KLINISCHE SEMINARE 2019/2020

07/19 Traumatherapie und die Gestalttherapie

Ziel des Seminars ist das Herausarbeiten, wie gestalttherapeutische Grundprinzipien und Techniken in geeigneter Form, hilfreich und zielführend in die Traumatherapie mit Menschen mit Traumafolgestörungen eingebettet werden können.

 

Zum einen werden Theorien und Grundlagen der Psychotraumatologie und der Traumapsychopathologie bei Posttraumatischen Belastungsstörungen und Komplexen Traumafolgestörungen vermittelt.
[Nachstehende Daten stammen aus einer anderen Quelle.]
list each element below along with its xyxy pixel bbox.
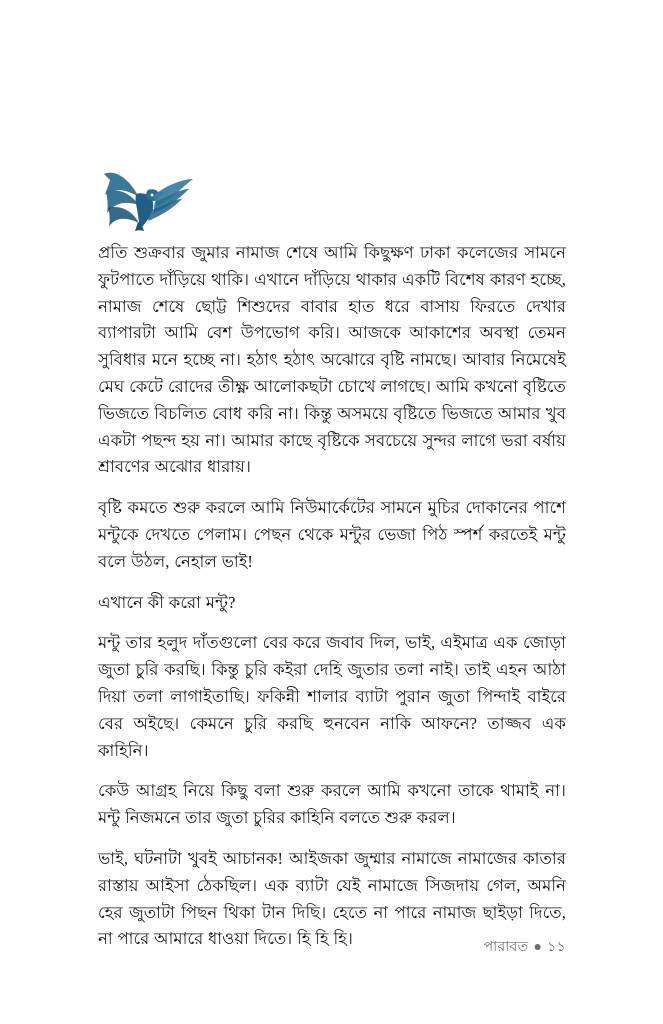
flying-dove-icon — [98, 168, 194, 234]
paragraph: মন্টু তার হলুদ দাঁতগুলো বের করে জবাব দিল, ভাই, এইমাত্র এক জোড়া জুতা চুরি করছি। কিন্তু চুরি কইরা দেহি জুতার তলা নাই। তাই এহন আঠা দিয়া তলা লাগাইতাছি। ফকিন্নী শালার ব্যাটা পুরান জুতা পিন্দাই বাইরে বের অইছে। কেমনে চুরি করছি হুনবেন নাকি আফনে? তাজ্জব এক কাহিনি। — [98, 633, 566, 760]
page-body-text — [98, 240, 566, 953]
footer-book-title: পারাবত — [483, 940, 529, 955]
footer-page-number: ১১ — [547, 940, 566, 955]
page-footer — [98, 938, 566, 958]
paragraph: বৃষ্টি কমতে শুরু করলে আমি নিউমার্কেটের সামনে মুচির দোকানের পাশে মন্টুকে দেখতে পেলাম। পেছন থেকে মন্টুর ভেজা পিঠ স্পর্শ করতেই মন্টু বলে উঠল, নেহাল ভাই! — [98, 498, 566, 571]
paragraph: প্রতি শুক্রবার জুমার নামাজ শেষে আমি কিছুক্ষণ ঢাকা কলেজের সামনে ফুটপাতে দাঁড়িয়ে থাকি। এখানে দাঁড়িয়ে থাকার একটি বিশেষ কারণ হচ্ছে, নামাজ শেষে ছোট্ট শিশুদের বাবার হাত ধরে বাসায় ফিরতে দেখার ব্যাপারটা আমি বেশ উপভোগ করি। আজকে আকাশের অবস্থা তেমন সুবিধার মনে হচ্ছে না। হঠাৎ হঠাৎ অঝোরে বৃষ্টি নামছে। আবার নিমেষেই মেঘ কেটে রোদের তীক্ষ্ণ আলোকছটা চোখে লাগছে। আমি কখনো বৃষ্টিতে ভিজতে বিচলিত বোধ করি না। কিন্তু অসময়ে বৃষ্টিতে ভিজতে আমার খুব একটা পছন্দ হয় না। আমার কাছে বৃষ্টিকে সবচেয়ে সুন্দর লাগে ভরা বর্ষায় শ্রাবণের অঝোর ধারায়। — [98, 243, 566, 477]
footer-separator-dot: ● — [533, 940, 543, 955]
paragraph-dialogue: এখানে কী করো মন্টু? — [98, 592, 236, 612]
paragraph: ভাই, ঘটনাটা খুবই আচানক! আইজকা জুম্মার নামাজে নামাজের কাতার রাস্তায় আইসা ঠেকছিল। এক ব্যাটা যেই নামাজে সিজদায় গেল, অমনি হের জুতাটা পিছন থিকা টান দিছি। হেতে না পারে নামাজ ছাইড়া দিতে, না পারে আমারে ধাওয়া দিতে। হি হি হি। — [98, 848, 566, 949]
paragraph: কেউ আগ্রহ নিয়ে কিছু বলা শুরু করলে আমি কখনো তাকে থামাই না। মন্টু নিজমনে তার জুতা চুরির কাহিনি বলতে শুরু করল। — [98, 781, 566, 828]
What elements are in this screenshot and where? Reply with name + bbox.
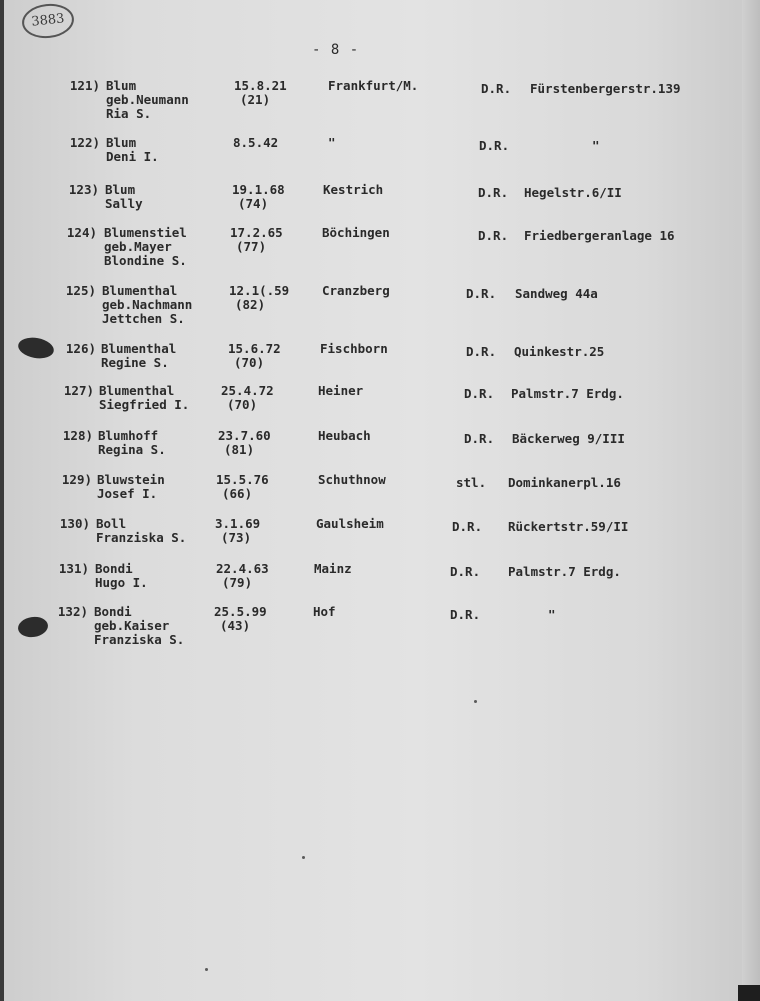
page-edge-margin: [742, 0, 760, 1001]
status-prefix: D.R.: [481, 81, 512, 96]
birth-date-value: 22.4.63: [216, 561, 269, 576]
age-value: (79): [222, 575, 253, 590]
birth-place: Heiner: [318, 383, 364, 398]
name-line: Siegfried I.: [99, 397, 190, 412]
birth-place: Cranzberg: [322, 283, 390, 298]
birth-date: [215, 517, 295, 545]
person-name: [98, 429, 166, 457]
birth-place: Kestrich: [323, 182, 384, 197]
name-line: Blum: [106, 135, 137, 150]
entry-number: 122): [69, 135, 100, 150]
person-name: [104, 226, 187, 268]
birth-place: Mainz: [314, 561, 352, 576]
birth-date: [218, 429, 298, 457]
status-prefix: D.R.: [478, 228, 509, 243]
person-name: [106, 136, 159, 164]
birth-date: [216, 473, 296, 501]
birth-date-value: 19.1.68: [232, 182, 285, 197]
ink-speck: [302, 856, 305, 859]
name-line: Ria S.: [106, 106, 152, 121]
street-address: Friedbergeranlage 16: [524, 228, 675, 243]
status-prefix: D.R.: [466, 286, 497, 301]
entry-number: 125): [65, 283, 96, 298]
name-line: Franziska S.: [94, 632, 185, 647]
birth-date-value: 15.6.72: [228, 341, 281, 356]
name-line: geb.Kaiser: [94, 618, 170, 633]
birth-date: [214, 605, 294, 633]
name-line: geb.Mayer: [104, 239, 172, 254]
entry-number: 127): [63, 383, 94, 398]
status-prefix: D.R.: [450, 564, 481, 579]
birth-place: Böchingen: [322, 225, 390, 240]
name-line: Blumhoff: [98, 428, 159, 443]
street-address: Hegelstr.6/II: [524, 185, 622, 200]
birth-date: [230, 226, 310, 254]
birth-place: Gaulsheim: [316, 516, 384, 531]
birth-place: Hof: [313, 604, 336, 619]
name-line: Regina S.: [98, 442, 166, 457]
age-value: (70): [227, 397, 258, 412]
name-line: Bondi: [94, 604, 132, 619]
entry-number: 131): [58, 561, 89, 576]
status-prefix: D.R.: [450, 607, 481, 622]
name-line: Blum: [106, 78, 137, 93]
birth-date-value: 15.5.76: [216, 472, 269, 487]
birth-place: Frankfurt/M.: [328, 78, 419, 93]
name-line: Hugo I.: [95, 575, 148, 590]
birth-place: Heubach: [318, 428, 371, 443]
birth-date: [233, 136, 313, 150]
age-value: (73): [221, 530, 252, 545]
age-value: (43): [220, 618, 251, 633]
birth-date: [232, 183, 312, 211]
name-line: Regine S.: [101, 355, 169, 370]
name-line: Franziska S.: [96, 530, 187, 545]
archive-number-stamp: 3883: [20, 1, 75, 40]
birth-place: Schuthnow: [318, 472, 386, 487]
status-prefix: D.R.: [479, 138, 510, 153]
person-name: [94, 605, 184, 647]
name-line: Blumenstiel: [104, 225, 187, 240]
birth-date: [221, 384, 301, 412]
page-number: - 8 -: [312, 42, 360, 58]
name-line: Bluwstein: [97, 472, 165, 487]
status-prefix: D.R.: [464, 431, 495, 446]
street-address: Dominkanerpl.16: [508, 475, 621, 490]
entry-number: 123): [68, 182, 99, 197]
status-prefix: D.R.: [478, 185, 509, 200]
birth-place: Fischborn: [320, 341, 388, 356]
entry-number: 126): [65, 341, 96, 356]
age-value: (70): [234, 355, 265, 370]
birth-date: [234, 79, 314, 107]
name-line: Boll: [96, 516, 127, 531]
entry-number: 132): [57, 604, 88, 619]
person-name: [106, 79, 189, 121]
street-address: ": [548, 607, 556, 622]
status-prefix: stl.: [456, 475, 487, 490]
person-name: [97, 473, 165, 501]
page-corner-shadow: [738, 985, 760, 1001]
street-address: Rückertstr.59/II: [508, 519, 629, 534]
birth-date-value: 23.7.60: [218, 428, 271, 443]
age-value: (74): [238, 196, 269, 211]
street-address: Sandweg 44a: [515, 286, 598, 301]
street-address: Bäckerweg 9/III: [512, 431, 625, 446]
person-name: [96, 517, 186, 545]
person-name: [102, 284, 192, 326]
birth-date-value: 25.5.99: [214, 604, 267, 619]
age-value: (66): [222, 486, 253, 501]
birth-date: [229, 284, 309, 312]
birth-date-value: 17.2.65: [230, 225, 283, 240]
name-line: Blumenthal: [102, 283, 178, 298]
street-address: Fürstenbergerstr.139: [530, 81, 681, 96]
name-line: Jettchen S.: [102, 311, 185, 326]
birth-date: [216, 562, 296, 590]
street-address: ": [592, 138, 600, 153]
status-prefix: D.R.: [464, 386, 495, 401]
person-name: [105, 183, 143, 211]
birth-date: [228, 342, 308, 370]
birth-date-value: 8.5.42: [233, 135, 279, 150]
birth-place: ": [328, 135, 336, 150]
name-line: Deni I.: [106, 149, 159, 164]
age-value: (82): [235, 297, 266, 312]
name-line: Blondine S.: [104, 253, 187, 268]
page-edge-shadow: [0, 0, 4, 1001]
name-line: Blumenthal: [99, 383, 175, 398]
ink-speck: [205, 968, 208, 971]
person-name: [101, 342, 176, 370]
name-line: Blum: [105, 182, 136, 197]
entry-number: 124): [66, 225, 97, 240]
birth-date-value: 12.1(.59: [229, 283, 290, 298]
birth-date-value: 15.8.21: [234, 78, 287, 93]
street-address: Palmstr.7 Erdg.: [508, 564, 621, 579]
status-prefix: D.R.: [452, 519, 483, 534]
name-line: geb.Neumann: [106, 92, 189, 107]
status-prefix: D.R.: [466, 344, 497, 359]
street-address: Palmstr.7 Erdg.: [511, 386, 624, 401]
name-line: Josef I.: [97, 486, 158, 501]
name-line: Blumenthal: [101, 341, 177, 356]
ink-speck: [474, 700, 477, 703]
age-value: (77): [236, 239, 267, 254]
birth-date-value: 25.4.72: [221, 383, 274, 398]
name-line: Sally: [105, 196, 143, 211]
entry-number: 128): [62, 428, 93, 443]
name-line: Bondi: [95, 561, 133, 576]
street-address: Quinkestr.25: [514, 344, 605, 359]
entry-number: 129): [61, 472, 92, 487]
entry-number: 121): [69, 78, 100, 93]
person-name: [99, 384, 189, 412]
age-value: (81): [224, 442, 255, 457]
name-line: geb.Nachmann: [102, 297, 193, 312]
age-value: (21): [240, 92, 271, 107]
birth-date-value: 3.1.69: [215, 516, 261, 531]
person-name: [95, 562, 148, 590]
entry-number: 130): [59, 516, 90, 531]
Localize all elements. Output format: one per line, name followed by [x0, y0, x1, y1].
Um adaptive gestalttherapeutische und traumabasierte Interventionen entwickeln zu können, arbeiten wir mit dem vierphasigen behandlungs- und prozessfokussierten SARI-Modell (Phillips & Frederick, 2003: Stabilisierung, Annäherung an Traumamaterial und Ressourcen/Resilienzen, Rekonstruktion der Traumasituation und Reorganisation, Integration, Identitätsbildung und “Rückverbindung zur Welt“).

 

Zum anderen bietet dieses Seminar einen Raum, um sich mit der Arbeit mit Menschen mit Traumafolgestörungen auseinander zu setzen und eine persönliche traumaadaptive Haltung entwickeln zu können. Übungseinheiten, Reflexion und Austausch in Kleingruppen erlauben Beziehungsgestaltungen traumatisierter Menschen zu beachten und eine Sensibilisierung für Themen wie Macht, Grenzen, Übertragungs- und Gegenübertragungsphänomene zu fördern. Wir werden immer wieder die Aufmerksamkeit und die Bewusstheit auf die eigenen Resonanzen, Körperwahrnehmungen und Impulse im Hier und Jetzt lenken und die Kompetenzen des Organismus berücksichtigen. Diese Informationen lassen wir in der therapeutischen Arbeit einfliessen und wenden sie gleichzeitig selbstunterstützend und resilient ein, um uns vor sekundären Traumata und Erschöpfung zu schützen.

 

Schwerpunkte des Seminars
– Neueste theoretische Grundlagen zu Mono- und Komplexe Traumata und Traumafolgestörungen.
– Planung der Behandlung traumabasierter Störungen nach dem SARI-Modell, eingebettet mit Gestaltansätzen.
– Grundprinzipien einer traumaadaptiven Behandlung: Humanistische und traumaadaptive Haltung in der Therapie, Beziehungsmodell, Verständnis für Symptomentwicklung und Umgang mit Symptomreaktionen und der posttraumatischen Anpassungsfähigkeiten des Menschen.
– Praxisorientierte traumaadaptive Techniken und Übungen aus der Schatzkiste der Gestalttherapie.
– Selbstfürsorge, Mitgefühl und Selbstmitgefühl, Psychohygiene.

 

Termin
29. November bis 1. Dezember 2019

 

Teilnahmegebühr
320,00 Euro / 690,00 SFr. (inkl. Raumkosten)

 

Tagungsort
Zürich

 

Trainerin
Prisca Buonvicini, Dipl. Psych.
Fachpsychologin für Psychotherapie und Rechtspsychologie FSP, dipl. Kindergärtnerin und Hortnerin, dipl. Kunsttherapeutin, Psychotraumatherapeutin, zert. Ego-State-Therapeutin ESTI, Ausbildung in Gestalttherapie beim Institut IGW sowie in Hypnosystemischer Therapie, Opferpräventiver Therapie und Sexualtherapie. Langjährige Tätigkeit in einer forensischen Institution für Erwachsene und in einer psychiatrisch-psychotherapeutischen Gemeinschafts-Praxis in Zürich. Seit 2006 im Ausbildungsteam und als Dozentin beim Institut für Mal- und Kunsttherapie Apk Thalwil. Leitung der Weiterbildung TAKT Traumaadaptive Therapie mit kreativen Techniken im Apk Thalwil. Mehrjährige Vortragstätigkeit zu Themen der Traumapädagogik, Traumatherapie, Gestalttherapie und Kunsttherapie. Anerkannte Lehrtherapeutin und Supervisorin IGW, Oda Artecura, SGRP, FSP. Ich arbeite mit Kindern, Jugendlichen und Erwachsenen, Schwerpunkt Traumatherapie.